The ABA said today that this bill’s passing into law would jeopardize credit and access to credit cards at all for some consumers; something I’ve always supposed the credit card companies reserved the right to jeopardize in any case.
–If you don’t agree, try to correct an inaccuracy on any of your credit reports from Experian, TransUnion or Equifax. After you go through that labyrinthine nonsense of snail mail, letters and such, see how long it takes to affect your credit score. I tried this in November of 2008, it’s now after 1Q 2008 and with the noted exception of TransUnion, I still haven’t seen any adjustments and corrections despite the fact that the record of my accounts reflected (and some still reflect) errors such as thousands of dollars that had already been paid down. Remember that the credit card ratings bureaus' clients are in fact the industry itself, and not the card holders. Why on Earth would the bureaus ever operate efficiently, fairly or transparently and give you the rating you deserve when it would only force their clients to give you a smaller rate of interest?

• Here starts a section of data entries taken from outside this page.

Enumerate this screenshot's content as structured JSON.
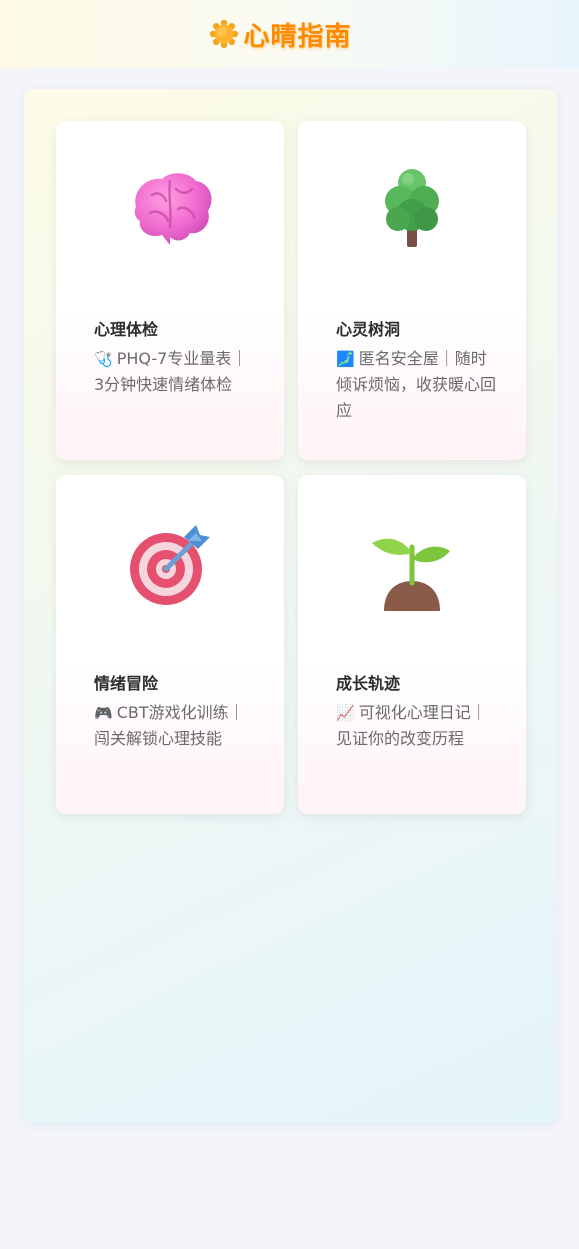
{
  "header": {
    "title": "心晴指南",
    "logo_icon": "sun-icon"
  },
  "cards": [
    {
      "title": "心理体检",
      "emoji": "🩺",
      "description": "PHQ-7专业量表｜3分钟快速情绪体检",
      "icon": "brain-icon"
    },
    {
      "title": "心灵树洞",
      "emoji": "🗾",
      "description": "匿名安全屋｜随时倾诉烦恼，收获暖心回应",
      "icon": "tree-icon"
    },
    {
      "title": "情绪冒险",
      "emoji": "🎮",
      "description": "CBT游戏化训练｜闯关解锁心理技能",
      "icon": "target-icon"
    },
    {
      "title": "成长轨迹",
      "emoji": "📈",
      "description": "可视化心理日记｜见证你的改变历程",
      "icon": "sprout-icon"
    }
  ],
  "colors": {
    "brand": "#ff8a00",
    "background": "#f3f5fa"
  }
}
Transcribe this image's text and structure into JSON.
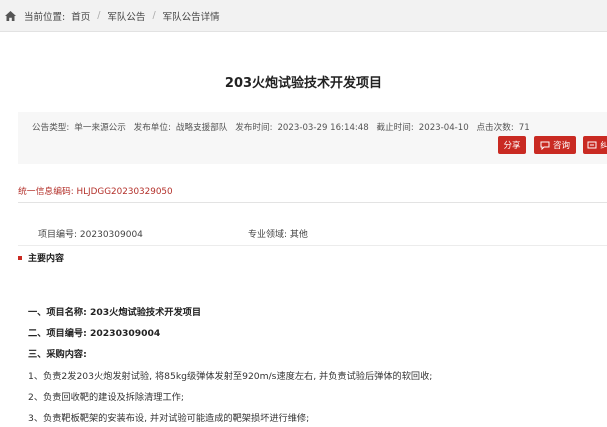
{
  "breadcrumb": {
    "prefix": "当前位置:",
    "items": [
      "首页",
      "军队公告",
      "军队公告详情"
    ],
    "separator": "/"
  },
  "title": "203火炮试验技术开发项目",
  "meta": {
    "type_label": "公告类型:",
    "type_value": "单一来源公示",
    "unit_label": "发布单位:",
    "unit_value": "战略支援部队",
    "time_label": "发布时间:",
    "time_value": "2023-03-29 16:14:48",
    "deadline_label": "截止时间:",
    "deadline_value": "2023-04-10",
    "clicks_label": "点击次数:",
    "clicks_value": "71"
  },
  "buttons": {
    "share": "分享",
    "consult": "咨询",
    "third": "纠"
  },
  "unified_code": "统一信息编码: HLJDGG20230329050",
  "info": {
    "project_no_label": "项目编号:",
    "project_no_value": "20230309004",
    "field_label": "专业领域:",
    "field_value": "其他"
  },
  "section_title": "主要内容",
  "content": {
    "line1": "一、项目名称: 203火炮试验技术开发项目",
    "line2": "二、项目编号: 20230309004",
    "line3": "三、采购内容:",
    "line4": "1、负责2发203火炮发射试验, 将85kg级弹体发射至920m/s速度左右, 并负责试验后弹体的软回收;",
    "line5": "2、负责回收靶的建设及拆除清理工作;",
    "line6": "3、负责靶板靶架的安装布设, 并对试验可能造成的靶架损坏进行维修;"
  },
  "colors": {
    "accent": "#c92a22",
    "code_text": "#b3302a"
  }
}
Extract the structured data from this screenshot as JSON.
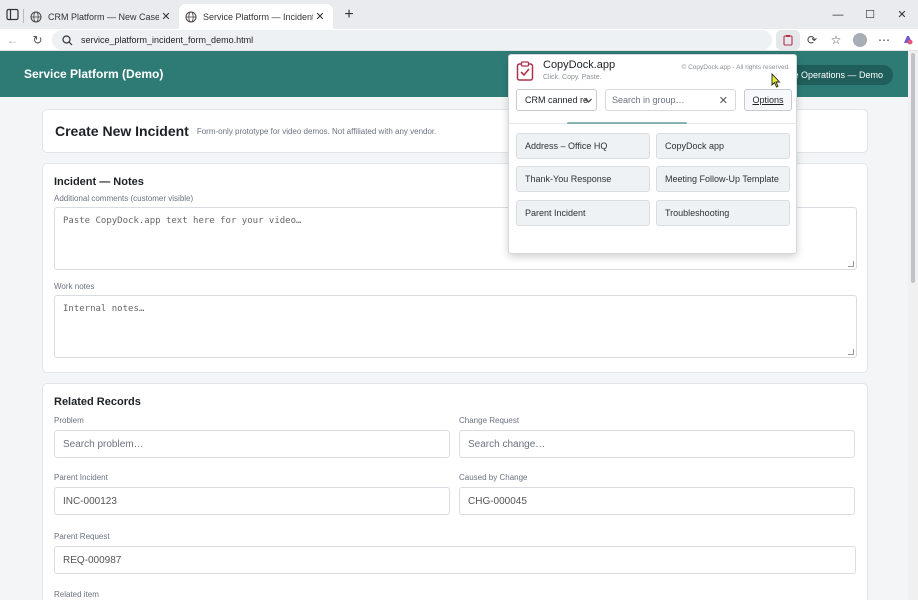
{
  "browser": {
    "tabs": [
      {
        "title": "CRM Platform — New Case/Lead",
        "active": false
      },
      {
        "title": "Service Platform — Incident Form",
        "active": true
      }
    ],
    "new_tab_label": "+",
    "url": "service_platform_incident_form_demo.html",
    "window": {
      "minimize": "—",
      "maximize": "☐",
      "close": "✕"
    },
    "toolbar_icons": [
      "copydock-extension-icon",
      "refresh-extension-icon",
      "favorites-icon",
      "profile-avatar",
      "more-menu-icon",
      "copilot-icon"
    ]
  },
  "app": {
    "title": "Service Platform (Demo)",
    "pill": "ce Operations — Demo",
    "accent": "#2e7b76"
  },
  "page_header": {
    "title": "Create New Incident",
    "subtitle": "Form-only prototype for video demos. Not affiliated with any vendor."
  },
  "notes": {
    "heading": "Incident — Notes",
    "additional_label": "Additional comments (customer visible)",
    "additional_placeholder": "Paste CopyDock.app text here for your video…",
    "work_label": "Work notes",
    "work_placeholder": "Internal notes…"
  },
  "related": {
    "heading": "Related Records",
    "problem_label": "Problem",
    "problem_placeholder": "Search problem…",
    "change_label": "Change Request",
    "change_placeholder": "Search change…",
    "parent_incident_label": "Parent Incident",
    "parent_incident_value": "INC-000123",
    "caused_by_label": "Caused by Change",
    "caused_by_value": "CHG-000045",
    "parent_request_label": "Parent Request",
    "parent_request_value": "REQ-000987",
    "related_item_label": "Related item"
  },
  "popup": {
    "name": "CopyDock.app",
    "tagline": "Click. Copy. Paste.",
    "copyright": "© CopyDock.app - All rights reserved.",
    "group_select": "CRM canned re",
    "search_placeholder": "Search in group…",
    "clear": "✕",
    "options": "Options",
    "snippets": [
      "Address – Office HQ",
      "CopyDock app",
      "Thank-You Response",
      "Meeting Follow-Up Template",
      "Parent Incident",
      "Troubleshooting"
    ]
  }
}
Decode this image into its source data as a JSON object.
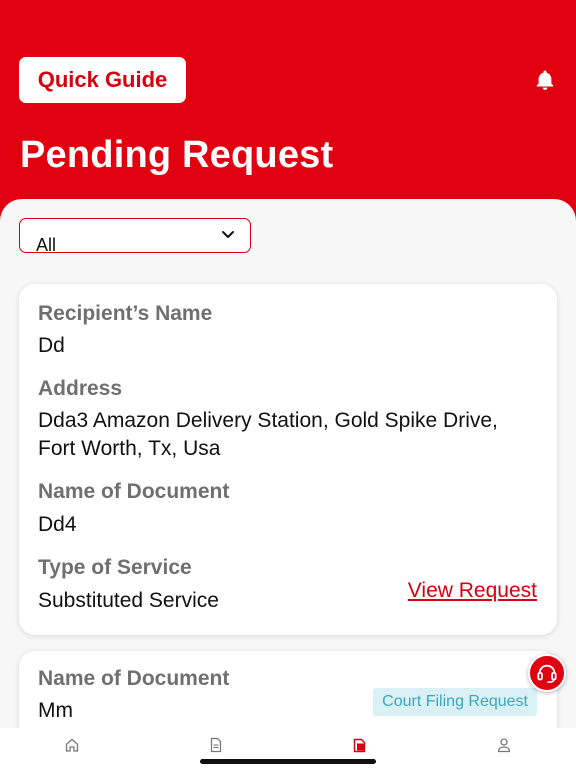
{
  "header": {
    "quick_guide_label": "Quick Guide",
    "title": "Pending Request",
    "bell_icon": "bell-icon"
  },
  "filter": {
    "selected": "All",
    "chevron_icon": "chevron-down-icon"
  },
  "requests": [
    {
      "recipient_label": "Recipient’s Name",
      "recipient": "Dd",
      "address_label": "Address",
      "address": "Dda3 Amazon Delivery Station, Gold Spike Drive, Fort Worth, Tx, Usa",
      "document_label": "Name of Document",
      "document": "Dd4",
      "service_label": "Type of Service",
      "service": "Substituted Service",
      "view_label": "View Request"
    },
    {
      "document_label": "Name of Document",
      "document": "Mm",
      "badge": "Court Filing Request"
    }
  ],
  "support_icon": "headset-icon",
  "tabs": [
    "home-icon",
    "document-icon",
    "requests-icon",
    "profile-icon"
  ],
  "colors": {
    "brand_red": "#e1000f",
    "label_gray": "#6f6f6f",
    "badge_bg": "#d9f1f5",
    "badge_text": "#3aa7bd"
  }
}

If this were my bill, I’d apply the same draconian rules at regulating these companies that they’ve applied to me, you, and our fellow taxpayers who were recently forced to bail them all out. This legislation should be retroactive. These companies make a standard practice of raising interest rates on existing debts, retroactively. This is what loan sharks do, and it’s actually illegal. These companies make new rules, or change conditions and then apply them retroactively to cardholders. This used to be called Vigorish in my town, and if the Feds caught you charging it, you went to jail like you deserved to.

The regulations in this bill would roll back at least five years if I had my way, and not dragging its way into effect next year sometime. This “give back” should be part of the price they pay for destabilizing the world economy and shoving us and our fellow consumers in scores of other nations around the world into a recession.

As for the Democrats who have brought this badly needed regulation against these crooks? Thank you for your bold step in our name and in our defense. Thank you and please march on, walk on… walk and chew gum at the same time. I’ll buy you a stick of Adams, Beaman’s, Wrigley’s or a pack of Hubba Bubba.

Push for healthcare reform, education reform, housing reform, stop corporate welfare and subsidies, stop the off-shoring of jobs by American companies, close the tax loopholes…
Do all of those things I thought I’d never see in my lifetime.

…And thank you Senator Dodd, for getting the ball rolling.

-SJ

2 comments:

Jack Jodell said...

I have absolutely no sympathy, and nothing but contempt, really, for the banking industry and all its lobbyists and apologists. Our entire financial system, from the Federal Reserve Board all the way down, is rigged for the wealthy. I hope this bill passes quickly, and will become one of the few and far between, far too rare, real victories for the people! We need a lot more of this after the past 30 years.

SJ said...

@Jack,
Holy mackerel.
it passed:
http://projects.washingtonpost.com/congress/111/house/1/votes/276/

Now all that has to happen is a signature from the President. Done and done.